ジンジンと響く痛みは、なかなか引く様子を見せない。
ジュジュは涙目でシィレを見上げる。
「あ、あ、あの、これ、治ってますか……?」
「治ってるわよ? 流れ出た血もなにもかも、キレイに元通り。脳が錯覚でもしてるんじゃなぁい?」
「錯覚……」
そうなのだろうか。
表面は綺麗に修復されていても、中身がズタズタなままなのではないかと疑うほどの痛みなのだが。
ジュジュは、錯覚、これは錯覚……と心のなかで唱えながら、再度、今度はゆっくりと立ち上がった。
「くっ……う……」
やはり痛い。
歯を食いしばり、壁に手をついて、それでようやく立っていられる状態だ。
「じゃあ、そこの窓から飛び降りるのが近道っぽいから、それでいいかしら?」
「えっ」
「二階くらいの高さなら平気でしょ?」
ジュジュは無意識に首を横に振っていた。
「あの……せめて……せめて、少し休憩を……」
「あら、どうして? 怪我は治ったのに? 時間をかけたら、また戦いになっちゃうわよ? けっこう派手な音を立てちゃってたし、人が集まってくるんじゃないかしら。ジュジュちゃん、戦いを嫌がってるふうだったじゃない。だから、ね? ひと思いに飛び降りて逃げちゃお? その方が、ジュジュちゃんも楽だと思うわよ?」
ジュジュが本気で痛みを感じているのはわかっているはずなのに、気づいているはずなのに、シィレは頬を染めて笑っている。
——いや、嗤っている。この状況を、楽しんでいる。
「大丈夫よ、ジュジュちゃん。どれだけ痛くても、どれだけ苦しくても、わたしが絶対に気絶させないし、絶対に死なせないから。着地に失敗しても問題なし。どんどん気兼ねなく怪我していっちゃおうねっ」
——悪魔。
きっとここでごね続けても、『ジュジュちゃんのため』だとか笑って、窓から突き落とされるに違いない。
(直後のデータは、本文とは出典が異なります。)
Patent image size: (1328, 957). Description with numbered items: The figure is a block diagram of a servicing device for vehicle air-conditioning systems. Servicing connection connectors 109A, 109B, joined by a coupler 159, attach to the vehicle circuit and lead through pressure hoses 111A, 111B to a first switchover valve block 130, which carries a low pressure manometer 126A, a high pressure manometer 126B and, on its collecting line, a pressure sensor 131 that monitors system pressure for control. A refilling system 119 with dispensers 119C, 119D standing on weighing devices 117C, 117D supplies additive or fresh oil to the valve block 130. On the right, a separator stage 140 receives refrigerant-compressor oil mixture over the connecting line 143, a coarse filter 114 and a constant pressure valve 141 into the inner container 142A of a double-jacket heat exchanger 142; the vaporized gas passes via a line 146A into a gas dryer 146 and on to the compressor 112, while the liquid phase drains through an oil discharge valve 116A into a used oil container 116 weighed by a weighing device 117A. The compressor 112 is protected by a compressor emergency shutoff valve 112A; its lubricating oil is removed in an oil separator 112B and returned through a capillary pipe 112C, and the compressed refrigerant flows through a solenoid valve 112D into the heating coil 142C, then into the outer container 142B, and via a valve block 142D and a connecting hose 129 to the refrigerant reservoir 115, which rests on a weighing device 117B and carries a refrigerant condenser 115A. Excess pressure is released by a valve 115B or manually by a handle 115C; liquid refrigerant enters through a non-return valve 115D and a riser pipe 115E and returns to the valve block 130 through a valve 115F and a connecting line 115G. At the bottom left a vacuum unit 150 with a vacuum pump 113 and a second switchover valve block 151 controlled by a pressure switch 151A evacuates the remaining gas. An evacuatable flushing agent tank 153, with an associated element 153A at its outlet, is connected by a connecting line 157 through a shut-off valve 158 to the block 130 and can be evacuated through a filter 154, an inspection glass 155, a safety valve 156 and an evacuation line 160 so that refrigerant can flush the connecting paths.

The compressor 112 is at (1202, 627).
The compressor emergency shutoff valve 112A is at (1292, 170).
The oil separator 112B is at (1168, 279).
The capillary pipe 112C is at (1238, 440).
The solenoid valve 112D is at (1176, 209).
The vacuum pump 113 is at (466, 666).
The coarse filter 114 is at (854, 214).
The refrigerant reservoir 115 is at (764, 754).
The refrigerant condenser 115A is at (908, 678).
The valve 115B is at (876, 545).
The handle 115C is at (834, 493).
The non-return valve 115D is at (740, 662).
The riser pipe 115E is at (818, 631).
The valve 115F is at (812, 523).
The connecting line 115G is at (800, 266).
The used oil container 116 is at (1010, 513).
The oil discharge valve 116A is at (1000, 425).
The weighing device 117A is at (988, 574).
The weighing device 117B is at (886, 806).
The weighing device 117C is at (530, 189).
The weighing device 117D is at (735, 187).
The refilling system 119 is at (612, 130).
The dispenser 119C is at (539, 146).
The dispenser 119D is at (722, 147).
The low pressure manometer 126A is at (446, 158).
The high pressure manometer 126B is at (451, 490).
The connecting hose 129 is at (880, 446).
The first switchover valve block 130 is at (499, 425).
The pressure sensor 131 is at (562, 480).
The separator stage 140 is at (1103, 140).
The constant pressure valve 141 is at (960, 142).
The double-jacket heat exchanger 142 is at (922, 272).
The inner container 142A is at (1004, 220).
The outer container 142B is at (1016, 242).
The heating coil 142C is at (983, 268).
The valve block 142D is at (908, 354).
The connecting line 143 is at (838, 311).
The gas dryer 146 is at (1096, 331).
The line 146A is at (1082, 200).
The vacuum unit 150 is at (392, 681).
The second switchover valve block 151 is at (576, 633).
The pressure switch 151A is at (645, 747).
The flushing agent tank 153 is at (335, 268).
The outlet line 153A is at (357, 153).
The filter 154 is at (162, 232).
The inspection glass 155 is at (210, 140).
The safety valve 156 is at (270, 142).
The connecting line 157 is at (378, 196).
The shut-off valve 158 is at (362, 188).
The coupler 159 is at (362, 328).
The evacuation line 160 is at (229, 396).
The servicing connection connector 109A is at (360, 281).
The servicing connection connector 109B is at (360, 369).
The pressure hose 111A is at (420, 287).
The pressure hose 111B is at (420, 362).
だったら自分の意志で飛び下りて、最短ルートで情報収集を済ませて、『スムーズに任務は進みました』『ジュジュを配下にしても問題ないでしょう』と上に報告してもらった方が、ずっとずっとマシなはずだ。
「帰るため……帰るためだからっ……!」
ジュジュはハンマーを杖代わりにし、震える足で窓へと一歩踏み出した。